I did, she did not take medicare but decided to ask me some questions. The first was "do you bang into doors a lot"? I said yep. and as he asked me some more. She said since I had made it most of my life figuring things out by myself that she doubted that she could do much except help with anti-anxiety drugs. I told her that I had been on Lexapro for 15 years and she said that is what she would have started me on.

She told me that some universities are starting a research project on aspie seniors. They never thought much about it before, generally forget about us once we get out of school. Kind of like a moma bird pushing a nestling out of the nest.


Try reddit/aspergers.. A great bunch of folks going through the same. The group ages from about 8 to 80

hunter

(38,311 posts)
3. I could get sucked into reddit just as I was usenet and GEnie.
Tue Dec 31, 2019, 06:06 PM
Dec 2019

Antidepressants and antipsychotics have been helpful to me, allowing me to step aside from myself and ask "Who is that guy?"

Otherwise I was always living in the storm. I still live in the storm, but I know it's a storm.

I think my university wanted me gone. I burned through senior thesis advisers like kindling. I hurt a lot of feelings.

I had to have a dean sign off personally on my graduation and he told me flat out, "Hunter, I think you should go to graduate school. BUT NOT HERE."

He knew me well. The first time I was "asked" to take time off from school was for fighting with one of his teaching assistants. I was allowed to finish my other classes, but not his. I got an "F."

My parents didn't even ask about it. They were worn out dealing with my younger sibling's crap and their parent's crap. (One of my grandfathers was an occasionally brilliant autistic spectrum engineer, and one of my grandmas was just crazy. My surviving grandparents were not doing well as retired people who'd lost their spouses.)

My parents had helped me leave high school gracefully enough and then I was pretty much on my own. In their defense, from their perspective, my education since middle school had been one inexplicable shit storm after another.

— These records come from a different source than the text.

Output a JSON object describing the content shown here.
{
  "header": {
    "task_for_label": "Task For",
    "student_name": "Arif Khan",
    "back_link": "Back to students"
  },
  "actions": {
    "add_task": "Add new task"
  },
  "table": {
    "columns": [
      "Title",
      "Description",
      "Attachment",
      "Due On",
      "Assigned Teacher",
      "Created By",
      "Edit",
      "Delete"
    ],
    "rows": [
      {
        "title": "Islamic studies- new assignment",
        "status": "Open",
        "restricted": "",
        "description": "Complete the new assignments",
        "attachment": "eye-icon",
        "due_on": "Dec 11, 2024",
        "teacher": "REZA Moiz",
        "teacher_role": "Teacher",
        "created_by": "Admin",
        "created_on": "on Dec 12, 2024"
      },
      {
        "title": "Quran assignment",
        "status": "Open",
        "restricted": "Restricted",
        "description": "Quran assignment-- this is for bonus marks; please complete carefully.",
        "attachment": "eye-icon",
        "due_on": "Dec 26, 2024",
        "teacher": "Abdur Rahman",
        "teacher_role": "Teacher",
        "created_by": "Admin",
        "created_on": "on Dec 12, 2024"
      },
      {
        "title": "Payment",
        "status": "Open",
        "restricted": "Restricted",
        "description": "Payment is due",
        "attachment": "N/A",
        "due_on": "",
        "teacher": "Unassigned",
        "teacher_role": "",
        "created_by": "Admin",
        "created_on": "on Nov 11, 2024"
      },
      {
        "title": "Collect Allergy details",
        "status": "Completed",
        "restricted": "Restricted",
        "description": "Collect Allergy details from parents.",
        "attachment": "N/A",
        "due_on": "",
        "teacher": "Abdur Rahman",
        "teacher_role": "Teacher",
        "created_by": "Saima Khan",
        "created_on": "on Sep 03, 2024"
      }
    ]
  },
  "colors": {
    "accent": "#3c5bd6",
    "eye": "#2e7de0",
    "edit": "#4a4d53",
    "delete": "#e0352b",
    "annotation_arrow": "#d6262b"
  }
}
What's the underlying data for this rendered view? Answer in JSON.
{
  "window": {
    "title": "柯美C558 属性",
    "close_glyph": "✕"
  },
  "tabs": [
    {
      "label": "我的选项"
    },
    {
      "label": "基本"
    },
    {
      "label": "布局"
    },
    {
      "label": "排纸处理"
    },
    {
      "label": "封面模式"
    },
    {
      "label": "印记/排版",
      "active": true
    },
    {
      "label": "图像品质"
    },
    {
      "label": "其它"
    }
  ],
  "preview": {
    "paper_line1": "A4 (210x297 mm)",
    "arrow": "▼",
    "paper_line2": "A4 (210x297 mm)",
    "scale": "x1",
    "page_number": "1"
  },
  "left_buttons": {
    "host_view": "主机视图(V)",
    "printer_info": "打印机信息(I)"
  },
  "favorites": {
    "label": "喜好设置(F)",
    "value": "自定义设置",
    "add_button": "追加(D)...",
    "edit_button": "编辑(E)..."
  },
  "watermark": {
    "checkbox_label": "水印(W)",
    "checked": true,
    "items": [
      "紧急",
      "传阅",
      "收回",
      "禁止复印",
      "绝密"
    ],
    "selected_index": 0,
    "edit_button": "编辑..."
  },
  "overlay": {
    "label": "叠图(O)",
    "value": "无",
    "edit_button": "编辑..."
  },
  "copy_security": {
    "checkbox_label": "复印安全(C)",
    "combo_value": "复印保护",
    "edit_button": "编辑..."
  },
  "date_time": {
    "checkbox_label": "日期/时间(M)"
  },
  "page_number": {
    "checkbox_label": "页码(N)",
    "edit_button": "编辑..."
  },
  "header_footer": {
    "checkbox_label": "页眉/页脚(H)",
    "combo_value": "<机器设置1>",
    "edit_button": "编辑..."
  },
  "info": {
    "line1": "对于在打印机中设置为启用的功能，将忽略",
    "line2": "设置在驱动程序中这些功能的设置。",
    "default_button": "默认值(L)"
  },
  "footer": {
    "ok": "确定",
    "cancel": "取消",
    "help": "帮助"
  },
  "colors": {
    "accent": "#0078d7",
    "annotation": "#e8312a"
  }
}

Unlike the guy in the BBC story I won't say I want any years of my life "back." All those painful experiences and misadventures have made me the person I am. I don't know if I'd like myself as the guy who, in some alternate universe, hadn't experienced any of those storms.

pnwmom

(108,978 posts)
4. Would you mind explaining to me the significance of
Tue Dec 31, 2019, 06:15 PM
Dec 2019

banging into doors a lot? I had thought Asperger's had to do more with social skills, rather than physical stuff.

LiberalArkie

(15,715 posts)
5. Social skills, I have none. But a lot of us can't plot a line and walk through a door way without
Tue Dec 31, 2019, 06:32 PM
Dec 2019

banging a shoulder on the door frame. A lot of use monolog a lot. It is a general thing, don't ask an aspie how they are doing? I will tell you, you will start to walk away believing that will end it, nope we will follow.

I have often thought of myself as being Data on Star Trek. If that helps.

Accidentally finding the r/aspergers group more or less explained my whole life. Being 72 it was not known. My parents were told to lock him up in the state asylum or just handle it. In fact I was kicked out of 6th grade cub scouts.. My mom said it was my asthma.. I do have bad asthma, but now I know it was more than that. Mental problems were not things discussed back then.

The_jackalope

(1,660 posts)
6. I'm not on the spectrum, but I had a similar experience with my ADD
Tue Dec 31, 2019, 07:34 PM
Dec 2019

Finally figuring out at age 68 what had been going on since I was a kid. The mixture of elation from finally having an explanation, and despair that nobody had recognized it earlier is a weird blend of emotions.

I'm intellectually high-functioning, so I was able to mask some of it - at least enough to have a few careers and a few more marriages. Now in retirement it doesn't matter so much any more, but I always have this regretful question in the back of my mind, "What if somebody had realized there was something wrong?"

Adults with undiagnosed "childhood" psychological problems have my deepest compassion.